Local News

Now a Tropical Storm, Danny Lingers Over Alabama

Posted July 20, 1997 12:00 a.m. EDT

— After pummeling Alabama's resort coast with heavy rain and high wind, Hurricane Danny was downgraded to a tropical storm as it edged slowly toward the Florida Panhandle early Sunday.

At least one death was blamed on the storm and some 20,000 homes and businesses were without power. The American Red Cross provided shelter to some 2,000 people across Alabama, Mississippi and Florida, while hundreds of residents fled inland to avoid high winds and flooding.

Danny lost some of its circular shape and its 80-mph winds weakened to 70 mph with some gusts to hurricane strength late Saturday. It was unlikely to become a hurricane again as it moves inland, said Don Faulkner of the National Weather Service's Mobile office.

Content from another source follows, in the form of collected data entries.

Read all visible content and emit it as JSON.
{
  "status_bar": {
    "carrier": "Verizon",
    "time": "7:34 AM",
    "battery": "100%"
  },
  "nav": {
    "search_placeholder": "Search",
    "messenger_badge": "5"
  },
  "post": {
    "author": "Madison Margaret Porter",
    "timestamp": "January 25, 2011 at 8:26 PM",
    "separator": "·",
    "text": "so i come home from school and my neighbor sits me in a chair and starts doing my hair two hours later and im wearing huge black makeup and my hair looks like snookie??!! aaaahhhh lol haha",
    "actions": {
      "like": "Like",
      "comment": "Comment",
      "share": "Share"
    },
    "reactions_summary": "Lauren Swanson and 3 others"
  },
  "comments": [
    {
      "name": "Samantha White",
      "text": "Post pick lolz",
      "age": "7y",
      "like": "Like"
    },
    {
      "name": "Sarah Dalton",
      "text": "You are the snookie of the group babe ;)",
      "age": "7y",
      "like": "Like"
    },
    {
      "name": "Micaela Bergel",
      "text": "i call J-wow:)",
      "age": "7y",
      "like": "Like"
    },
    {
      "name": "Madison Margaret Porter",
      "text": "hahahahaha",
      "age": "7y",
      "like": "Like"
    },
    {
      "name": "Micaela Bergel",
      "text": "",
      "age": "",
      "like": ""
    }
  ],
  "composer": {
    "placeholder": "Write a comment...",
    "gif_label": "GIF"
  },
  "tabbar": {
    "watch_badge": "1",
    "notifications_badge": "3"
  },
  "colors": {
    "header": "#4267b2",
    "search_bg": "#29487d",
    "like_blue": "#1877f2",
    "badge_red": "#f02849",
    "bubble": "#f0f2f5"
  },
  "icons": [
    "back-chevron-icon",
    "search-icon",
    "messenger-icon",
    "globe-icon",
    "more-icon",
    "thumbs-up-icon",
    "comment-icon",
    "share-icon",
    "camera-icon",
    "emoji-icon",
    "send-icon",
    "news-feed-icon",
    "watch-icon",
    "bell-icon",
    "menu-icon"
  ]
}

But the storm remained virtually parked over Mobile Bay near Gulf Shores early Sunday, about 30 miles southwest of Pensacola, Fla.

``We anticipate some weakening, but we're still getting rain and wind,'' said National Weather Service meteorologist Randy McKee in Mobile. ``There's just nothing to push it or pull it, so it's just meandering over the bay.''

With maximum sustained winds of 80 mph, Danny remained a relatively smallish hurricane until weakening, a far cry from Hurricane Frederic, which ravaged this seashore resort area in 1979.

Ground floors in some homes took water and some roads were flooded, but major routes remained passable. The lone death blamed on the storm was a man whose body was found Friday near a swamped sailboat off Fort Morgan.

Most of the property damage was limited to torn roofs and falling tree limbs, but a four-story Gulf Shores condominium project under construction crashed in the strong wind.

``It looked like something you'd see on TV, like it was in slow motion,'' said Bonnie Larkin, who lives next door. ``It just buckled and went down, like a domino effect.''

Along Mobile Bay's fashionable Eastern Shore, where bayfront estates sit beneath tall pines and trees sheathed in Spanish moss, the storm knocked dead limbs to the ground but pleasure boat marinas were reported mostly unscathed.

Patricia Shepard fled to a shelter from Gulf State Park, where she and 11 relatives had been camping. The children thought it was an adventure.

``They thought it was pretty cool, all the wind and the rain,'' she said.